Officials also said they were looking to link the grid to Egypt, and to Europe via Turkey.

The grid has been working since 2009 with trading touching the equivalent of 800,000 megawatt-hours annually, said Ahmed al-Ebrahim, chief operating officer of the Dammam-based Gulf Cooperation Council Interconnection Authority (GCCIA).

“In around five years in 2019 we will need to expand the grid as consumption is increasing around 6 to 10 percent a year,” he told reporters.

“We have started initial studies for it and we hope to start the project soon. The study will be complete in around two years.”

The current total capacity of the Gulf Cooperation Council (GCC) grid is 1,200 MW, the maximum power that can be transferred to any country at any time.
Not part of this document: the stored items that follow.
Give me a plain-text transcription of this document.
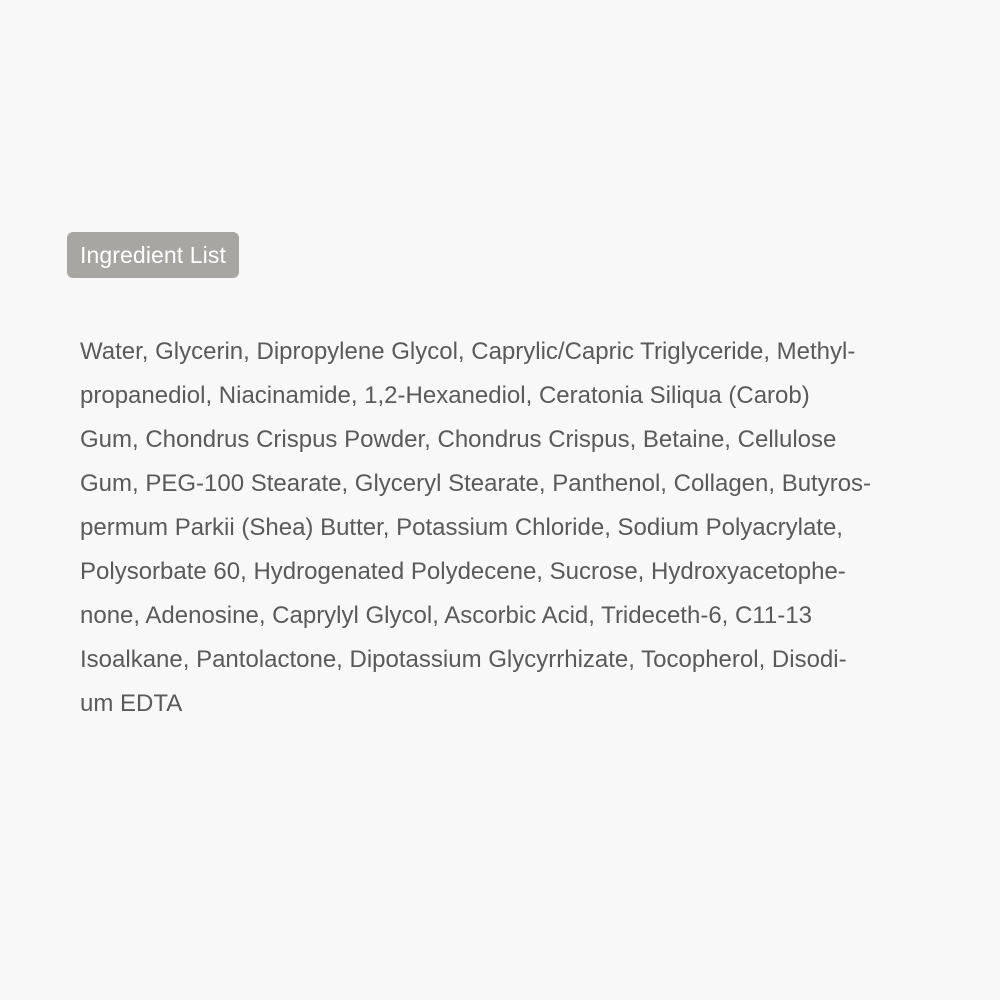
Ingredient List
Water, Glycerin, Dipropylene Glycol, Caprylic/Capric Triglyceride, Methyl-
propanediol, Niacinamide, 1,2-Hexanediol, Ceratonia Siliqua (Carob)
Gum, Chondrus Crispus Powder, Chondrus Crispus, Betaine, Cellulose
Gum, PEG-100 Stearate, Glyceryl Stearate, Panthenol, Collagen, Butyros-
permum Parkii (Shea) Butter, Potassium Chloride, Sodium Polyacrylate,
Polysorbate 60, Hydrogenated Polydecene, Sucrose, Hydroxyacetophe-
none, Adenosine, Caprylyl Glycol, Ascorbic Acid, Trideceth-6, C11-13
Isoalkane, Pantolactone, Dipotassium Glycyrrhizate, Tocopherol, Disodi-
um EDTA
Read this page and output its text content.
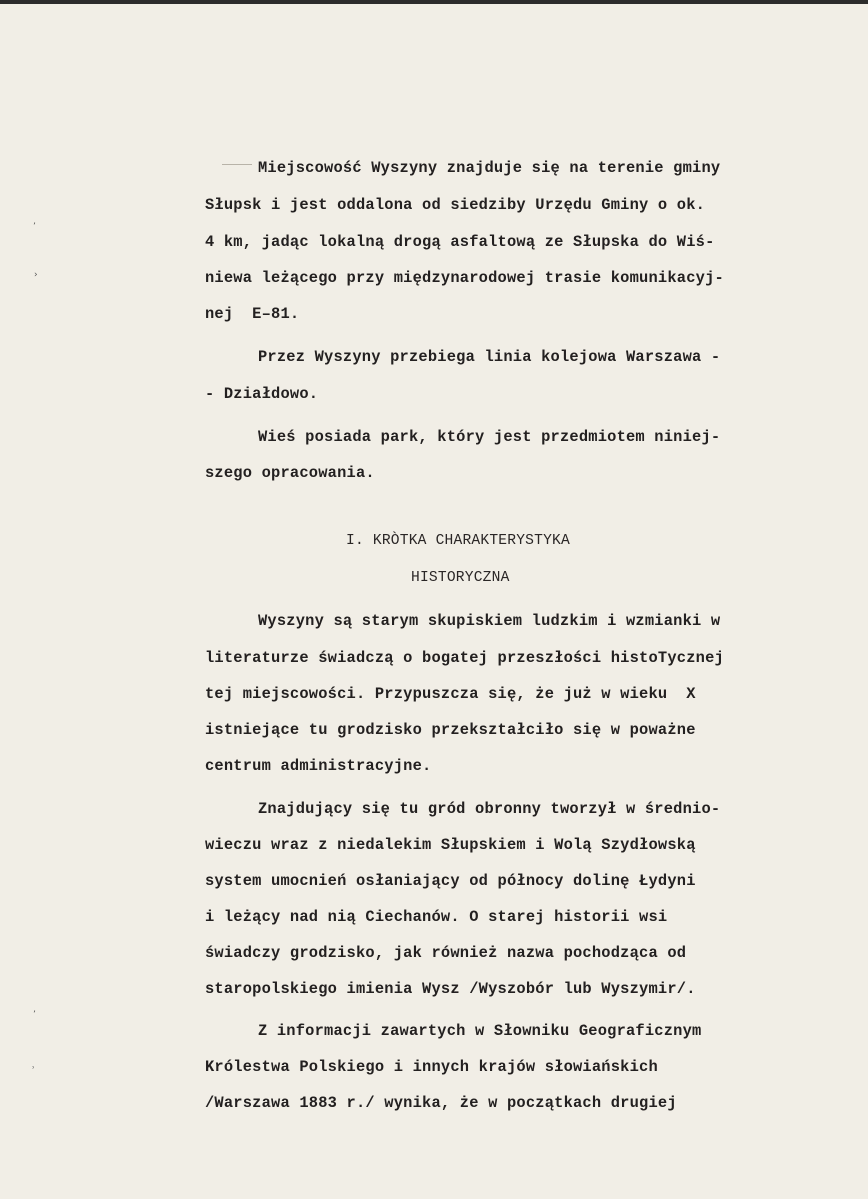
’
›
’
˒
Miejscowość Wyszyny znajduje się na terenie gminy
Słupsk i jest oddalona od siedziby Urzędu Gminy o ok.
4 km, jadąc lokalną drogą asfaltową ze Słupska do Wiś-
niewa leżącego przy międzynarodowej trasie komunikacyj-
nej  E–81.
Przez Wyszyny przebiega linia kolejowa Warszawa -
- Działdowo.
Wieś posiada park, który jest przedmiotem niniej-
szego opracowania.
I. KRÒTKA CHARAKTERYSTYKA
HISTORYCZNA
Wyszyny są starym skupiskiem ludzkim i wzmianki w
literaturze świadczą o bogatej przeszłości histoTycznej
tej miejscowości. Przypuszcza się, że już w wieku  X
istniejące tu grodzisko przekształciło się w poważne
centrum administracyjne.
Znajdujący się tu gród obronny tworzył w średnio-
wieczu wraz z niedalekim Słupskiem i Wolą Szydłowską
system umocnień osłaniający od północy dolinę Łydyni
i leżący nad nią Ciechanów. O starej historii wsi
świadczy grodzisko, jak również nazwa pochodząca od
staropolskiego imienia Wysz /Wyszobór lub Wyszymir/.
Z informacji zawartych w Słowniku Geograficznym
Królestwa Polskiego i innych krajów słowiańskich
/Warszawa 1883 r./ wynika, że w początkach drugiej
The cost of expansion could be about 20 or 30 percent of the initial $1.4 billion cost of building the grid, he said. That works out at up to $420 million.

GCC member states -- Kuwait, Saudi Arabia, Bahrain, Qatar, the United Arab Emirates and Oman -- are all part of the grid.

They shared the cost of constructing the grid based on the benefits they would accrue from it.

Each state maintains a minimal reserve level in the grid to support one another in times of emergencies.

The usage has varied from state to state depending on their needs, but the biggest was when a state faced a deficit of 3,000 MW, he said, declining to name the country.

“More than 1,100 emergency situations have been faced in the past five years in which there would have been power cuts if it weren't for the grid,” said Ebrahim.

Electricity demand in the Gulf states peaks in the summer months of June-August, while there is surplus power during the rest of the year which can be exported outside the region.

The interconnection will also enable the six Gulf states to establish an energy trading market and in the long term link with Europe, he said.

Saleh al-Awaji, the Saudi deputy electricity minister, said a link to Europe could be established through Turkey.

“Now we are at the stage of negotiations and discussions withthe Turkish authorities in order to have a first phase connecting the regional network with Turkey,” Awaji told a meeting of the GCCIA.

The first phase of that project would involve a 5,000 MW capacity line which could potentially be doubled in a later phase, Awaji said.

Consumption in Europe peaks in winter, when the Gulf has excess capacity.

“This is why we expect to have good trading opportunities with the European market,” he said.

In the shorter term, the GCC grid aims to connect with the Egyptian network through Saudi Arabia. The two countries plan a power grid that will allow them to share up to 3,000 MW.

Awaji said bidding for that project would be launched in early 2015 and he expected it to be in operation by 2018.